Travel agent Lastminute.com said war in the Middle East has impacted some 17,000 bookings, while holidaymakers are shifting towards alternative destinations like the Canary Islands and Sardinia.

The website, which offers holiday packages to destinations including Dubai and Abu Dhabi, said it was having to “adapt quickly” to travellers changing their preferences in light of the conflict.

The US-Israeli war with Iran, which escalated at the end of February, led to disruption and cancellations of some flights to Gulf states including the United Arab Emirates, Saudi Arabia and Qatar.

The airspace closures, coupled with consumer sentiment when it comes to travel taking a hit, affected approximately 17,000 bookings, Lastminute revealed.

It said the total volume of affected travel around the region is currently the equivalent of about a day and a half of its normal daily operations.

Despite the conflict influencing where and when people choose to book trips, the “overall intent to travel remains high”, according to Lastminute.

Consumers have been seeking reassurance and flexibility, and early booking patters indicate a shift in the preferences of travellers.

It noted increased demand toward alternative destinations such as Spanish archipelagos the Canary and Balearic Islands, Italian islands Sicily and Sardinia, and other European city breaks.

Lastminute’s chief executive Alessandro Petazzi said: “We continue to closely monitor the evolving situation in the Middle East, with supporting our customers remaining our top priority.

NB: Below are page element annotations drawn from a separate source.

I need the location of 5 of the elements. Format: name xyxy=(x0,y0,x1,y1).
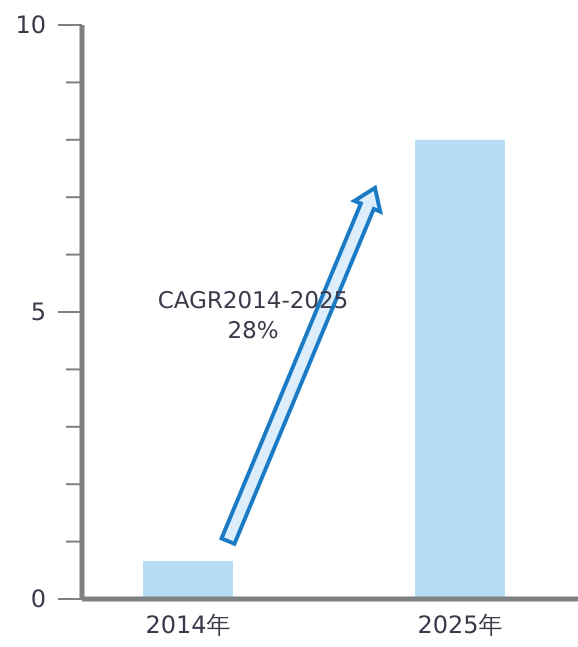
y-tick-label: 0 xyxy=(30,585,46,613)
y-tick-label: 5 xyxy=(30,298,46,326)
x-tick-label: 2025年 xyxy=(417,611,503,639)
y-tick-label: 10 xyxy=(15,11,46,39)
x-tick-label: 2014年 xyxy=(145,611,231,639)
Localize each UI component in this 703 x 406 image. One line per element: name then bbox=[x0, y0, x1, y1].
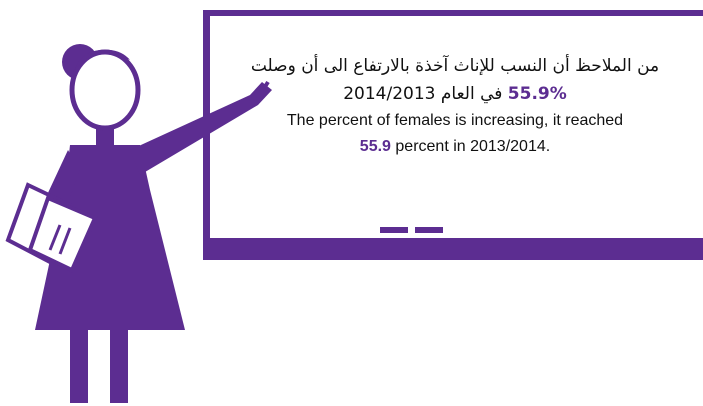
page: من الملاحظ أن النسب للإناث آخذة بالارتفا… bbox=[0, 0, 703, 406]
teacher-head bbox=[72, 52, 138, 128]
english-text: The percent of females is increasing, it… bbox=[287, 112, 623, 129]
board-dash bbox=[380, 227, 408, 233]
board-text: من الملاحظ أن النسب للإناث آخذة بالارتفا… bbox=[215, 52, 695, 160]
arabic-text: في العام 2014/2013 bbox=[343, 84, 502, 104]
arabic-line: 55.9% في العام 2014/2013 bbox=[215, 80, 695, 108]
arabic-highlight: 55.9% bbox=[508, 84, 567, 104]
english-highlight: 55.9 bbox=[360, 138, 391, 155]
board-dash bbox=[415, 227, 443, 233]
english-text: percent in 2013/2014. bbox=[395, 138, 550, 155]
english-line: The percent of females is increasing, it… bbox=[215, 108, 695, 134]
arabic-text: من الملاحظ أن النسب للإناث آخذة بالارتفا… bbox=[251, 56, 659, 76]
arabic-line: من الملاحظ أن النسب للإناث آخذة بالارتفا… bbox=[215, 52, 695, 80]
english-line: 55.9 percent in 2013/2014. bbox=[215, 134, 695, 160]
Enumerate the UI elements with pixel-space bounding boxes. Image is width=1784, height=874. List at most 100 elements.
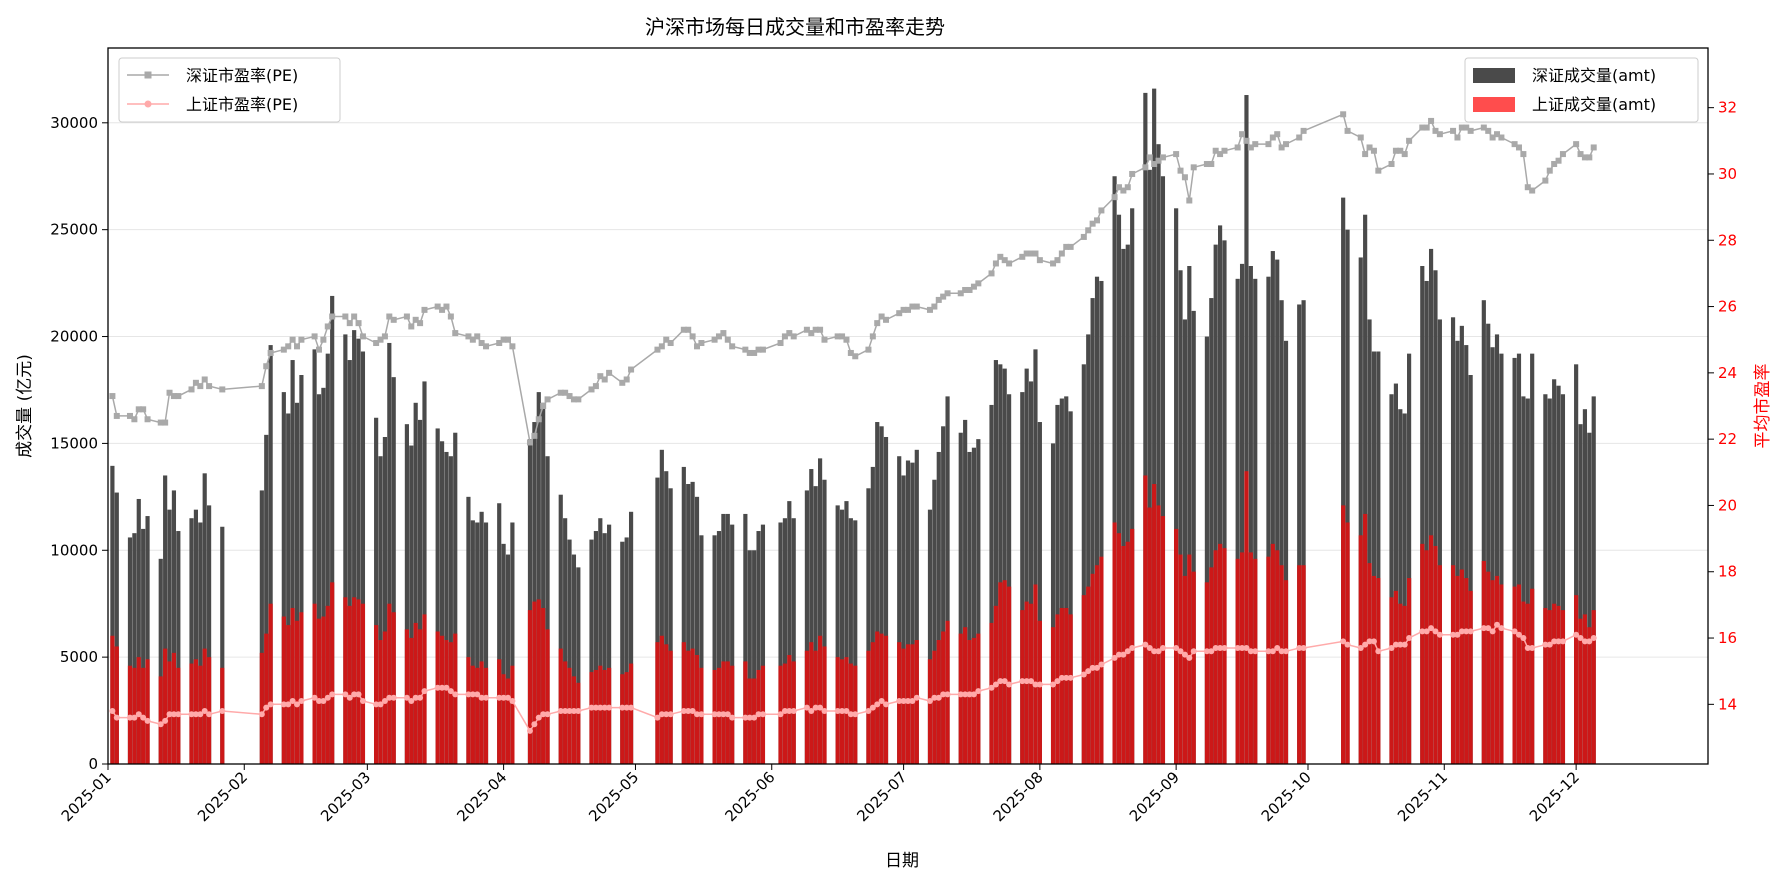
sz-pe-point: [346, 320, 353, 327]
sh-pe-point: [162, 717, 169, 724]
sz-amt-bar: [1121, 248, 1126, 764]
sz-pe-point: [562, 389, 569, 396]
sz-amt-bar: [281, 392, 286, 764]
sz-amt-bar: [356, 338, 361, 764]
sz-amt-bar: [1424, 280, 1429, 764]
sh-pe-point: [821, 707, 828, 714]
sh-pe-point: [588, 704, 595, 711]
sh-amt-bar: [589, 672, 594, 764]
sz-amt-bar: [1130, 208, 1135, 764]
sh-amt-bar: [1424, 550, 1429, 764]
sz-pe-point: [667, 340, 674, 347]
sz-pe-point: [258, 383, 265, 390]
sz-amt-bar: [466, 496, 471, 764]
sz-amt-bar: [1459, 325, 1464, 764]
sz-amt-bar: [382, 436, 388, 764]
sz-pe-point: [1063, 243, 1070, 250]
sz-pe-point: [417, 320, 424, 327]
sh-amt-bar: [1402, 605, 1407, 764]
sz-amt-bar: [141, 528, 146, 764]
sh-amt-bar: [382, 631, 388, 764]
sz-amt-bar: [993, 360, 998, 764]
sh-amt-bar: [1494, 575, 1500, 764]
sh-amt-bar: [593, 669, 598, 764]
sz-pe-point: [698, 340, 705, 347]
sz-amt-bar: [1099, 280, 1104, 764]
sz-pe-point: [1080, 233, 1087, 240]
sh-pe-point: [412, 694, 419, 701]
sz-amt-bar: [1450, 317, 1456, 764]
sh-pe-point: [944, 691, 951, 698]
sh-pe-point: [1296, 644, 1303, 651]
sh-pe-point: [1401, 641, 1408, 648]
sh-pe-point: [258, 711, 265, 718]
sz-amt-bar: [1433, 270, 1438, 764]
sz-pe-point: [1058, 250, 1065, 257]
sh-pe-point: [667, 711, 674, 718]
sz-amt-bar: [589, 539, 594, 764]
sz-pe-point: [1463, 124, 1470, 131]
sz-pe-point: [483, 343, 490, 350]
sh-amt-bar: [347, 605, 352, 764]
sh-amt-bar: [1428, 535, 1434, 764]
sh-amt-bar: [501, 674, 506, 764]
sz-pe-point: [751, 349, 758, 356]
sh-pe-point: [1234, 644, 1241, 651]
sh-amt-bar: [1591, 610, 1596, 764]
sz-amt-bar: [1033, 349, 1038, 764]
sh-amt-bar: [1218, 543, 1223, 764]
sz-pe-point: [1190, 164, 1197, 171]
sz-amt-bar: [760, 524, 766, 764]
sz-amt-bar: [989, 404, 994, 764]
sz-amt-bar: [1516, 353, 1522, 764]
sh-amt-bar: [624, 672, 629, 764]
sz-pe-point: [1485, 127, 1492, 134]
sh-amt-bar: [620, 674, 625, 764]
sz-amt-bar: [571, 554, 577, 764]
sh-pe-point: [381, 698, 388, 705]
sz-pe-point: [865, 346, 872, 353]
sz-pe-point: [434, 303, 441, 310]
sh-amt-bar: [1152, 484, 1157, 764]
sh-pe-point: [940, 691, 947, 698]
sz-pe-point: [197, 383, 204, 390]
sh-pe-point: [1362, 641, 1369, 648]
sh-amt-bar: [910, 644, 915, 764]
sz-pe-point: [1221, 147, 1228, 154]
sh-pe-point: [729, 714, 736, 721]
sz-amt-bar: [378, 456, 383, 764]
sz-amt-bar: [822, 479, 827, 764]
sz-pe-point: [623, 376, 630, 383]
sh-pe-point: [1265, 648, 1272, 655]
sz-pe-point: [1155, 157, 1162, 164]
sh-pe-point: [562, 707, 569, 714]
sz-pe-point: [1406, 137, 1413, 144]
sh-pe-point: [329, 691, 336, 698]
sz-amt-bar: [668, 488, 673, 764]
sz-amt-bar: [910, 462, 915, 764]
sz-amt-bar: [127, 537, 133, 764]
sz-amt-bar: [1204, 336, 1209, 764]
sz-amt-bar: [699, 535, 704, 764]
sz-amt-bar: [690, 481, 695, 764]
sz-amt-bar: [747, 550, 752, 764]
sh-amt-bar: [690, 648, 695, 764]
sz-pe-point: [1581, 154, 1588, 161]
sh-amt-bar: [686, 650, 691, 764]
sz-pe-point: [1019, 253, 1026, 260]
sz-amt-bar: [1094, 276, 1100, 764]
sh-pe-point: [1054, 678, 1061, 685]
sz-pe-point: [1546, 167, 1553, 174]
sh-pe-point: [280, 701, 287, 708]
sh-pe-point: [694, 711, 701, 718]
sh-pe-point: [905, 698, 911, 705]
sz-amt-bar: [330, 295, 335, 764]
sh-pe-point: [1190, 648, 1197, 655]
sh-pe-point: [817, 704, 824, 711]
sh-amt-bar: [145, 659, 150, 764]
sh-amt-bar: [901, 648, 906, 764]
sz-amt-bar: [1222, 240, 1227, 764]
y-tick-label: 10000: [50, 541, 98, 559]
sz-pe-point: [280, 346, 287, 353]
sh-pe-point: [1494, 621, 1501, 628]
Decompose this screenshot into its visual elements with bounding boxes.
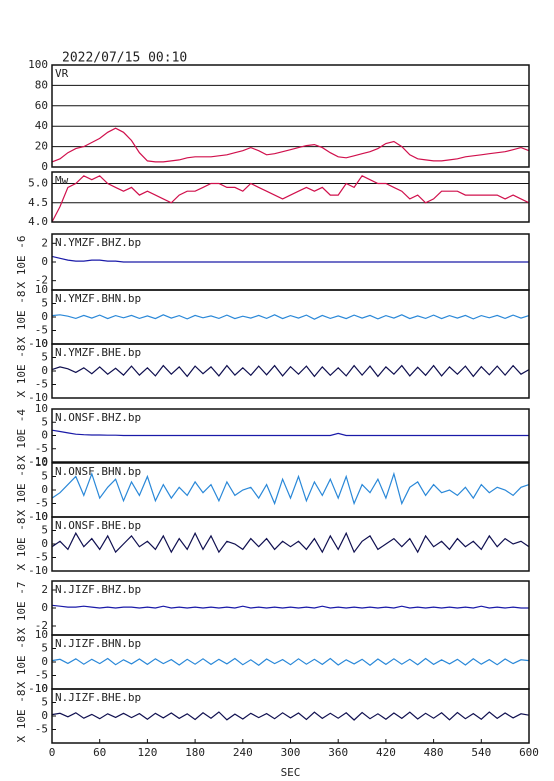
x-tick-label: 540	[471, 746, 491, 759]
y-tick-label: 0	[41, 364, 48, 377]
y-tick-label: 0	[41, 655, 48, 668]
y-tick-label: 5	[41, 696, 48, 709]
trace	[51, 255, 529, 263]
y-tick-label: -10	[28, 455, 48, 468]
y-tick-label: 5	[41, 297, 48, 310]
trace	[51, 364, 530, 378]
panel-label: N.YMZF.BHE.bp	[55, 346, 141, 359]
trace	[51, 657, 530, 666]
panel-label: N.JIZF.BHZ.bp	[55, 583, 141, 596]
unit-label: X 10E -8	[15, 690, 28, 743]
panel-label: N.ONSF.BHE.bp	[55, 519, 141, 532]
y-tick-label: -10	[28, 682, 48, 695]
x-tick-label: 600	[519, 746, 539, 759]
y-tick-label: 5	[41, 351, 48, 364]
y-tick-label: 60	[35, 99, 48, 112]
trace	[51, 604, 529, 609]
trace	[51, 531, 530, 554]
y-tick-label: -10	[28, 337, 48, 350]
trace	[51, 175, 530, 223]
y-tick-label: 5	[41, 524, 48, 537]
trace	[51, 314, 530, 320]
x-tick-label: 360	[328, 746, 348, 759]
y-tick-label: -5	[35, 497, 48, 510]
y-tick-label: 5	[41, 415, 48, 428]
y-tick-label: 0	[41, 483, 48, 496]
y-tick-label: 10	[35, 283, 48, 296]
y-tick-label: -10	[28, 391, 48, 404]
y-tick-label: 0	[41, 601, 48, 614]
y-tick-label: 5.0	[28, 177, 48, 190]
y-tick-label: 0	[41, 709, 48, 722]
unit-label: X 10E -8	[15, 518, 28, 571]
trace	[51, 711, 530, 721]
y-tick-label: -5	[35, 551, 48, 564]
y-tick-label: 4.0	[28, 215, 48, 228]
y-tick-label: 0	[41, 255, 48, 268]
trace	[51, 127, 530, 163]
panel-label: Mw	[55, 174, 69, 187]
unit-label: X 10E -7	[15, 582, 28, 635]
y-tick-label: 100	[28, 58, 48, 71]
y-tick-label: 4.5	[28, 196, 48, 209]
x-axis-label: SEC	[281, 766, 301, 779]
y-tick-label: 10	[35, 510, 48, 523]
y-tick-label: -5	[35, 669, 48, 682]
y-tick-label: -5	[35, 378, 48, 391]
y-tick-label: 0	[41, 429, 48, 442]
y-tick-label: -2	[35, 274, 48, 287]
panel-label: N.JIZF.BHN.bp	[55, 637, 141, 650]
y-tick-label: 0	[41, 537, 48, 550]
y-tick-label: 5	[41, 470, 48, 483]
trace	[51, 471, 530, 506]
y-tick-label: 2	[41, 583, 48, 596]
panel-label: N.JIZF.BHE.bp	[55, 691, 141, 704]
y-tick-label: 0	[41, 310, 48, 323]
x-tick-label: 60	[93, 746, 106, 759]
panel-label: N.ONSF.BHZ.bp	[55, 411, 141, 424]
unit-label: X 10E -8	[15, 636, 28, 689]
panel-frame	[51, 408, 530, 463]
panel-frame	[51, 64, 530, 168]
unit-label: X 10E -4	[15, 409, 28, 462]
y-tick-label: 5	[41, 642, 48, 655]
x-tick-label: 420	[376, 746, 396, 759]
y-tick-label: 20	[35, 140, 48, 153]
y-tick-label: 10	[35, 628, 48, 641]
panel-frame	[51, 516, 530, 572]
panel-label: N.YMZF.BHN.bp	[55, 292, 141, 305]
unit-label: X 10E -6	[15, 236, 28, 289]
y-tick-label: 0	[41, 160, 48, 173]
chart-title: 2022/07/15 00:10	[62, 51, 187, 66]
x-tick-label: 300	[281, 746, 301, 759]
y-tick-label: 2	[41, 236, 48, 249]
x-tick-label: 0	[49, 746, 56, 759]
y-tick-label: -5	[35, 723, 48, 736]
y-tick-label: -10	[28, 564, 48, 577]
y-tick-label: 10	[35, 682, 48, 695]
x-tick-label: 480	[424, 746, 444, 759]
panel-frame	[51, 343, 530, 399]
panel-label: VR	[55, 67, 69, 80]
x-tick-label: 240	[233, 746, 253, 759]
unit-label: X 10E -8	[15, 345, 28, 398]
trace	[51, 429, 529, 437]
y-tick-label: 10	[35, 402, 48, 415]
y-tick-label: 10	[35, 456, 48, 469]
x-tick-label: 120	[137, 746, 157, 759]
y-tick-label: 40	[35, 119, 48, 132]
panel-frame	[51, 171, 530, 223]
y-tick-label: -5	[35, 324, 48, 337]
y-tick-label: -10	[28, 510, 48, 523]
y-tick-label: -2	[35, 619, 48, 632]
y-tick-label: 80	[35, 78, 48, 91]
unit-label: X 10E -8	[15, 464, 28, 517]
panel-label: N.YMZF.BHZ.bp	[55, 236, 141, 249]
y-tick-label: -5	[35, 442, 48, 455]
x-tick-label: 180	[185, 746, 205, 759]
unit-label: X 10E -8	[15, 291, 28, 344]
panel-label: N.ONSF.BHN.bp	[55, 465, 141, 478]
y-tick-label: 10	[35, 337, 48, 350]
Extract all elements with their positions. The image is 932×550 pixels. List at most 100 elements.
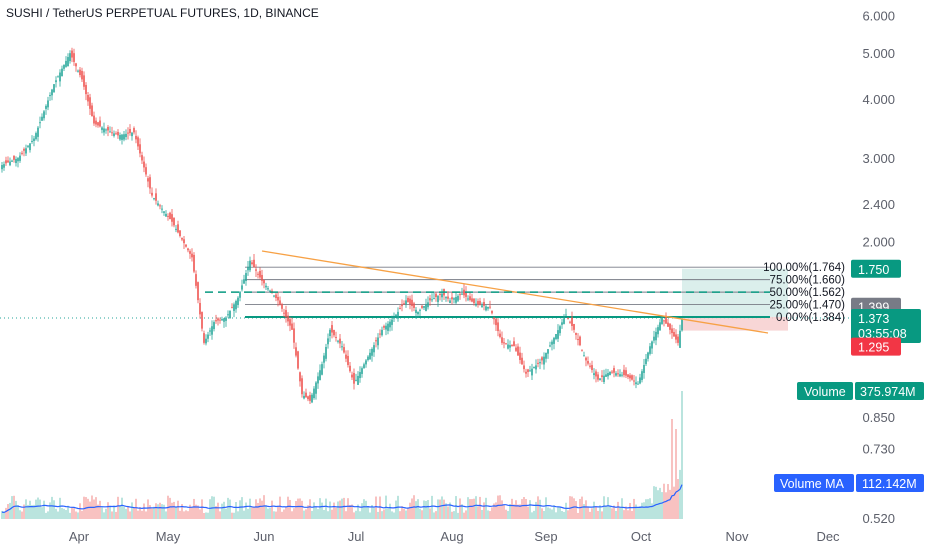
volume-value-tag-text: 375.974M (860, 385, 916, 399)
volume-bar (317, 509, 319, 519)
candle-body (387, 323, 389, 331)
volume-ma-label-tag-bg (774, 474, 854, 492)
candle-body (379, 333, 381, 335)
volume-bar (353, 512, 355, 519)
candle-body (445, 297, 447, 299)
candle-body (631, 375, 633, 380)
candle-body (229, 310, 231, 319)
candle-body (531, 368, 533, 376)
candle-body (165, 213, 167, 217)
volume-bar (433, 512, 435, 519)
volume-bar (209, 499, 211, 519)
candle-body (155, 193, 157, 201)
candle-body (579, 336, 581, 346)
candle-body (411, 299, 413, 307)
volume-bar (499, 495, 501, 519)
volume-bar (391, 511, 393, 519)
volume-bar (171, 502, 173, 519)
volume-bar (75, 511, 77, 519)
candle-body (507, 344, 509, 349)
candle-body (673, 331, 675, 337)
candle-body (35, 133, 37, 140)
candle-body (329, 329, 331, 337)
candle-body (119, 135, 121, 140)
volume-bar (631, 510, 633, 519)
volume-bar (311, 510, 313, 519)
volume-bar (637, 508, 639, 519)
candle-body (575, 332, 577, 335)
volume-bar (543, 511, 545, 519)
candle-body (241, 285, 243, 290)
candle-body (649, 346, 651, 354)
candle-body (385, 325, 387, 330)
candle-body (609, 371, 611, 376)
candle-body (111, 132, 113, 134)
candle-body (21, 152, 23, 154)
volume-bar (177, 500, 179, 519)
volume-bar (333, 502, 335, 519)
volume-bar (251, 507, 253, 519)
candle-body (347, 355, 349, 365)
volume-bar (503, 504, 505, 519)
candles (1, 47, 683, 405)
candle-body (409, 298, 411, 305)
volume-bar (239, 500, 241, 519)
candle-body (441, 293, 443, 298)
volume-bar (21, 511, 23, 519)
candle-body (469, 296, 471, 301)
volume-bar (79, 503, 81, 519)
volume-bar (583, 504, 585, 519)
volume-bar (197, 505, 199, 519)
volume-bar (679, 469, 681, 519)
candle-body (357, 375, 359, 385)
candle-body (63, 64, 65, 69)
candle-body (571, 317, 573, 327)
candle-body (237, 297, 239, 305)
candle-body (137, 137, 139, 147)
candle-body (153, 198, 155, 200)
candle-body (475, 303, 477, 306)
volume-bar (261, 500, 263, 519)
candle-body (151, 192, 153, 196)
candle-body (305, 392, 307, 398)
x-tick-label: Aug (440, 529, 463, 544)
volume-bar (115, 511, 117, 519)
volume-bar (527, 506, 529, 519)
y-tick-label: 0.730 (862, 441, 895, 456)
volume-bar (321, 502, 323, 519)
volume-bar (545, 497, 547, 519)
stop-price-tag: 1.295 (851, 337, 901, 356)
volume-bar (537, 496, 539, 519)
volume-bar (39, 499, 41, 519)
volume-bar (371, 505, 373, 519)
candle-body (423, 306, 425, 308)
candle-body (535, 365, 537, 370)
volume-bar (563, 511, 565, 519)
volume-bar (19, 510, 21, 519)
candle-body (333, 329, 335, 336)
volume-bar (585, 500, 587, 519)
candle-body (167, 215, 169, 217)
volume-bar (381, 511, 383, 519)
candle-body (135, 135, 137, 140)
candle-body (201, 312, 203, 329)
volume-bar (671, 419, 673, 519)
volume-ma-label-tag: Volume MA (774, 474, 854, 492)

“At the same time, Lastminute.com’s flexible, pan-European model enables us to adapt quickly as travel patterns evolve, with demand naturally rebalancing across destinations.”

The Netherlands-based company reported a 15% jump in revenues to 361 million euro (£315 million) for the 2025 financial year, compared with the year before.

Adjusted earnings before tax and other costs increased by a third to 55 million euro (48 million).

The company said it was remaining “vigilant” against the geopolitical situation in the Middle East, but added that it was sticking to forecasts of a roughly 10% increase in revenues and profits in the year ahead.